If it’s not risk-informed, it’s not sustainable.

Life after the mudslide

Oct 3, 2017

Just more than a month after flooding and a mudslide killed hundreds and displaced thousands, many communities remain steadfast, in affected and high-risk areas around Freetown. 

Today, a small group of young men is hard at work, shoveling sand into bags and building a barrier in the narrow space between the recently-flooded river and the endless cluster of homes along its banks.

A man approaches them and asks, “Why did you choose to live here?”  Because, they explain, it was empty, very close to city center and because there is access to water.  It seemed a practical decision and it was only meant to be temporary.  But they grew comfortable, built networks, started businesses and, over time, it became their home. 

The man asks, “Aren’t you afraid the river will flood again?”  It might happen in five or ten years, they tell him, confidently.  But won’t happen again soon. 

This is an example of “zero-risk perception,” the feeling that “it won’t happen to me” or “it can’t happen again.”  It is a common human tendency to think that tragedies of such epic proportion cannot happen every day – that they can only happen, once in a lifetime. 

But in fact, they can happen anytime. 


The man with the questions is Dr. Muhi Usamah.  Dr. Usamah is a United Nations Development Programme (UNDP) Landslide Risk-Management Specialist. Having arrived in Sierra Leone, three weeks after the disaster, to provide support to Sierra Leone’s Environmental Protection Agency (EPA), he is one of a team of experts conducting assessments and analysis to inform the Government-commissioned Recovery and Risk Management Action Plan for Sierra Leone.  With academic backgrounds and extensive experience across a range of expertise areas, these specialists will propose solutions to immediate, medium, and long-term challenges; address both environmental and urban development issues; and enable national-planning that is evidence-based and risk-informed.

On this particular day, Dr. Usamah and his EPA counterparts are visiting communities along the disaster site.

Having moved upward, nearer to the source of the landslide, the team is graciously welcomed by those who remain close to the area where they last saw their loved ones.  Each has his or her story to tell.  These stories are difficult to hear and it is difficult not to fixate on the personal items that remain, half buried in mud and rubble: clothes, shoes, and children’s toys.

In the mountainous terrain where homes and families were consumed by heavy, wet mud, just weeks ago, other homes stand to each side in stark contrast, untouched and surrounded by greenery.  But where most of us see rocks and dirt, Dr. Usamah sees “exposed sub-surface geology”, “soil characteristics” and “weathering processes.” 
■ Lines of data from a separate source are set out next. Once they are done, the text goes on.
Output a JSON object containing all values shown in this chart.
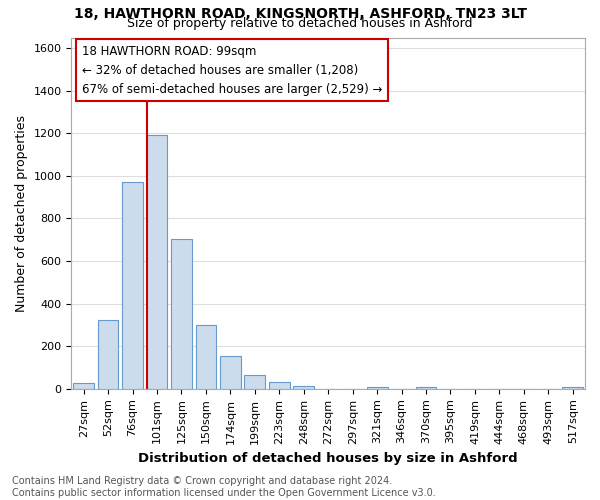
{
  "title1": "18, HAWTHORN ROAD, KINGSNORTH, ASHFORD, TN23 3LT",
  "title2": "Size of property relative to detached houses in Ashford",
  "xlabel": "Distribution of detached houses by size in Ashford",
  "ylabel": "Number of detached properties",
  "categories": [
    "27sqm",
    "52sqm",
    "76sqm",
    "101sqm",
    "125sqm",
    "150sqm",
    "174sqm",
    "199sqm",
    "223sqm",
    "248sqm",
    "272sqm",
    "297sqm",
    "321sqm",
    "346sqm",
    "370sqm",
    "395sqm",
    "419sqm",
    "444sqm",
    "468sqm",
    "493sqm",
    "517sqm"
  ],
  "values": [
    25,
    325,
    970,
    1190,
    705,
    300,
    155,
    65,
    30,
    15,
    0,
    0,
    10,
    0,
    10,
    0,
    0,
    0,
    0,
    0,
    10
  ],
  "bar_color": "#ccdcec",
  "bar_edge_color": "#6699cc",
  "vline_x_index": 3,
  "vline_color": "#cc0000",
  "ylim": [
    0,
    1650
  ],
  "annotation_text": "18 HAWTHORN ROAD: 99sqm\n← 32% of detached houses are smaller (1,208)\n67% of semi-detached houses are larger (2,529) →",
  "annotation_box_color": "#ffffff",
  "annotation_border_color": "#cc0000",
  "footer": "Contains HM Land Registry data © Crown copyright and database right 2024.\nContains public sector information licensed under the Open Government Licence v3.0.",
  "background_color": "#ffffff",
  "fig_background_color": "#ffffff",
  "grid_color": "#dddddd",
  "title1_fontsize": 10,
  "title2_fontsize": 9,
  "xlabel_fontsize": 9.5,
  "ylabel_fontsize": 9,
  "tick_fontsize": 8,
  "annotation_fontsize": 8.5,
  "footer_fontsize": 7
}
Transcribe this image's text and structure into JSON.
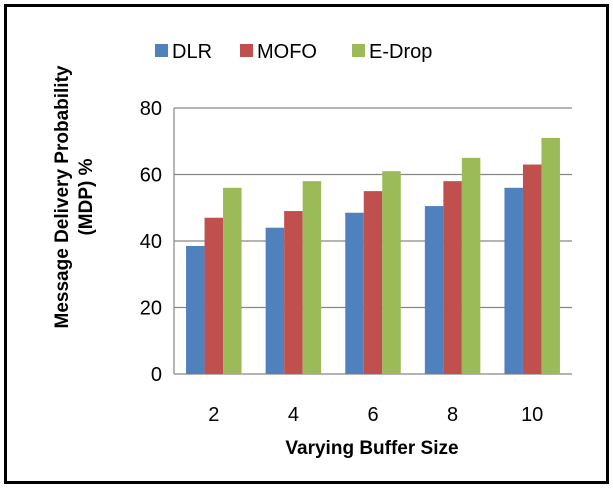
{
  "chart_data": {
    "type": "bar",
    "categories": [
      "2",
      "4",
      "6",
      "8",
      "10"
    ],
    "series": [
      {
        "name": "DLR",
        "values": [
          38.5,
          44,
          48.5,
          50.5,
          56
        ],
        "color": "#4f81bd"
      },
      {
        "name": "MOFO",
        "values": [
          47,
          49,
          55,
          58,
          63
        ],
        "color": "#c0504d"
      },
      {
        "name": "E-Drop",
        "values": [
          56,
          58,
          61,
          65,
          71
        ],
        "color": "#9bbb59"
      }
    ],
    "title": "",
    "xlabel": "Varying Buffer Size",
    "ylabel_lines": [
      "Message Delivery Probability",
      "(MDP) %"
    ],
    "ylim": [
      0,
      80
    ],
    "yticks": [
      0,
      20,
      40,
      60,
      80
    ],
    "grid": true,
    "legend": "top"
  }
}
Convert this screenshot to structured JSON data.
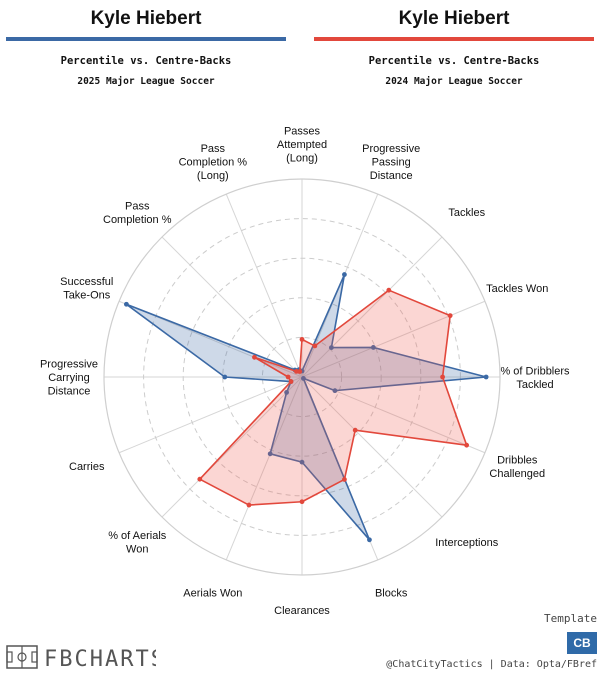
{
  "header": {
    "left": {
      "player": "Kyle Hiebert",
      "subtitle": "Percentile vs. Centre-Backs",
      "season": "2025 Major League Soccer"
    },
    "right": {
      "player": "Kyle Hiebert",
      "subtitle": "Percentile vs. Centre-Backs",
      "season": "2024 Major League Soccer"
    }
  },
  "chart_data": {
    "type": "radar",
    "axes": [
      [
        "Passes",
        "Attempted",
        "(Long)"
      ],
      [
        "Progressive",
        "Passing",
        "Distance"
      ],
      [
        "Tackles"
      ],
      [
        "Tackles Won"
      ],
      [
        "% of Dribblers",
        "Tackled"
      ],
      [
        "Dribbles",
        "Challenged"
      ],
      [
        "Interceptions"
      ],
      [
        "Blocks"
      ],
      [
        "Clearances"
      ],
      [
        "Aerials Won"
      ],
      [
        "% of Aerials",
        "Won"
      ],
      [
        "Carries"
      ],
      [
        "Progressive",
        "Carrying",
        "Distance"
      ],
      [
        "Successful",
        "Take-Ons"
      ],
      [
        "Pass",
        "Completion %"
      ],
      [
        "Pass",
        "Completion %",
        "(Long)"
      ]
    ],
    "range": [
      0,
      100
    ],
    "rings": [
      20,
      40,
      60,
      80,
      100
    ],
    "series": [
      {
        "season": "2025",
        "color": "#3b69a5",
        "fill": "rgba(59,105,165,0.25)",
        "values": [
          3,
          56,
          21,
          39,
          93,
          18,
          1,
          89,
          43,
          42,
          11,
          6,
          39,
          96,
          5,
          4
        ]
      },
      {
        "season": "2024",
        "color": "#e2483c",
        "fill": "rgba(240,90,80,0.25)",
        "values": [
          19,
          17,
          62,
          81,
          71,
          90,
          38,
          56,
          63,
          70,
          73,
          6,
          7,
          26,
          4,
          3
        ]
      }
    ]
  },
  "footer": {
    "logo": "FBCHARTS",
    "template_label": "Template",
    "badge": "CB",
    "credit": "@ChatCityTactics | Data: Opta/FBref"
  }
}
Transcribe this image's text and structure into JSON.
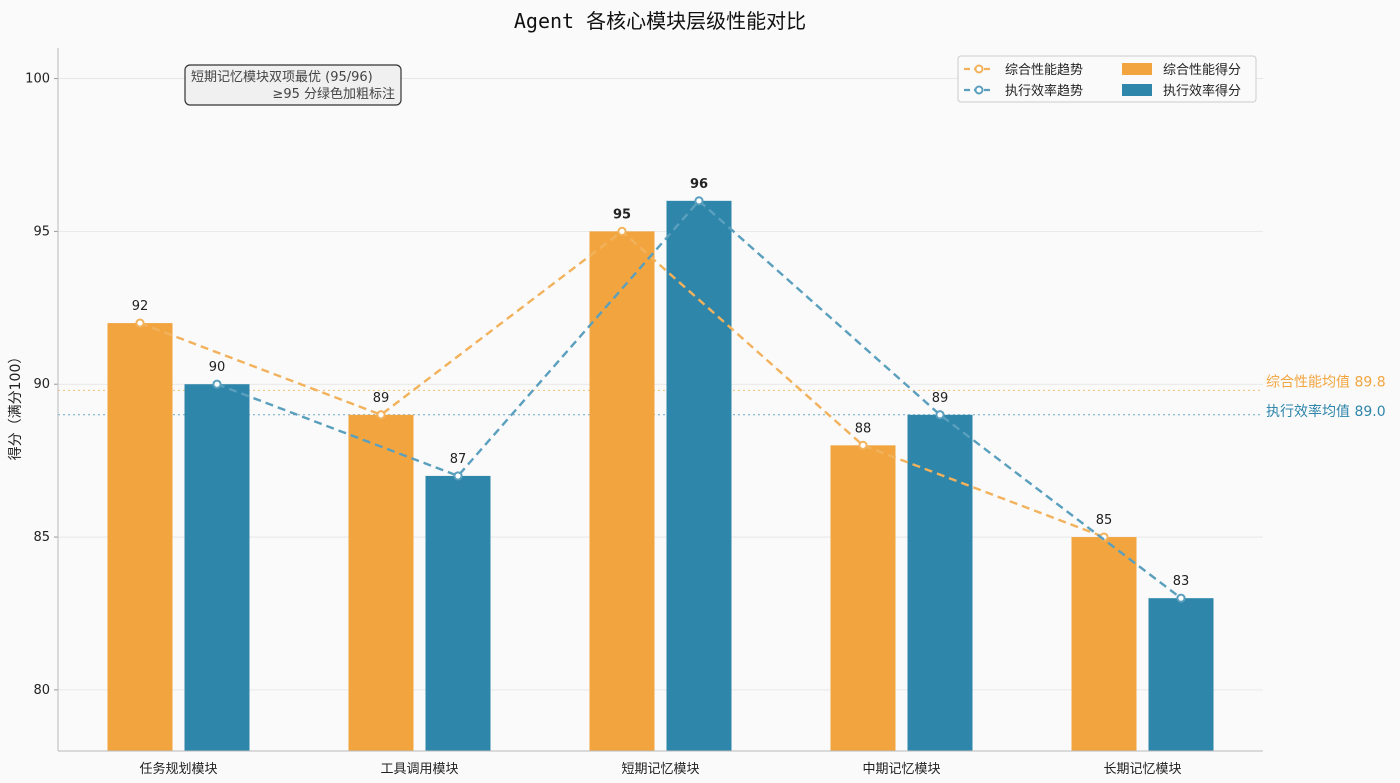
{
  "chart_data": {
    "type": "bar",
    "title": "Agent 各核心模块层级性能对比",
    "xlabel": "",
    "ylabel": "得分（满分100）",
    "ylim": [
      78,
      101
    ],
    "yticks": [
      80,
      85,
      90,
      95,
      100
    ],
    "grid": true,
    "legend_placement": "top-right",
    "categories": [
      "任务规划模块",
      "工具调用模块",
      "短期记忆模块",
      "中期记忆模块",
      "长期记忆模块"
    ],
    "series": [
      {
        "name": "综合性能得分",
        "type": "bar",
        "color": "#f2a53f",
        "values": [
          92,
          89,
          95,
          88,
          85
        ]
      },
      {
        "name": "执行效率得分",
        "type": "bar",
        "color": "#2e86ab",
        "values": [
          90,
          87,
          96,
          89,
          83
        ]
      }
    ],
    "trend_lines": [
      {
        "name": "综合性能趋势",
        "color": "#f2b25c",
        "values": [
          92,
          89,
          95,
          88,
          85
        ]
      },
      {
        "name": "执行效率趋势",
        "color": "#5a9fbd",
        "values": [
          90,
          87,
          96,
          89,
          83
        ]
      }
    ],
    "mean_lines": [
      {
        "label": "综合性能均值 89.8",
        "value": 89.8,
        "color": "#f2a53f"
      },
      {
        "label": "执行效率均值 89.0",
        "value": 89.0,
        "color": "#2e86ab"
      }
    ],
    "highlight_threshold": 95,
    "highlight_color": "#228b22",
    "annotation": {
      "line1": "短期记忆模块双项最优 (95/96)",
      "line2": "≥95 分绿色加粗标注"
    }
  }
}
His work in Sierra Leone has been a two-step process.  The first component involved a joint UNDP/EPA analysis of the environmental causes of the mudslide, and the human activities that trigger them.  The second component is to produce a comprehensive set of recommendations for sustainable landslide risk management both in Freetown and in other landslide prone areas in Sierra Leone.



As more and more people relocate from rural to urban areas, one can observe massive landscape change around Freetown, as green areas are transformed into settlements.  Sierra Leone is undergoing rapid physical development.  Dr. Usamah cautions, “Development that is not risk-informed will not be sustainable.”  It was not only lives and homes that were destroyed on 14 August.  Many people lost their livelihoods and their entire life savings.  They are no longer experiencing the benefits of development and it will take time for them to recover the standard of living they had known. 

Development and disaster risk-reduction are not two separate issues. It’s not only about “responding” to disasters, but also about understanding their causes and integrating this knowledge into plans, so that risk is mitigated in the first place.


Risk-informed development also requires a coordinated approach, with responsible actors at all levels.  It should come from the top down, but also from the bottom up – from national-level planning to community-level action. 

At a national policy level, disaster risk-management could include the establishment and implementation of relevant building codes and by-laws, early warning systems, and contingency plans. In fact, many of the UNDP Expert’s recommendations relate to the need to establish policies and to ensure their strict implementation.  This is critical in making it clear which areas are safe or unsafe to live.

The type of risk-assessments that have been conducted by UNDP and the EPA could also inform local-level preparedness.  They could, for example inform emergency evacuation and contingency plans.

Communities are also well-positioned to advocate risk-awareness and their participation is critical.  The communities of Sierra Leone are resilient, strong, and close knit.  Trusted community leaders – youth leaders, religious leaders – must play a role in delivering important, life-saving messages.  It is time to abandon the idea that “nothing will happen” and recognize that “anything can happen” at any time. 

According to Dr. Usamah, “We know that there will be more floods, mudslides, and landslides in the future.  We just don’t know when.” The key is to raise awareness so that people are fully aware that they are living with risk and are able to make informed decisions.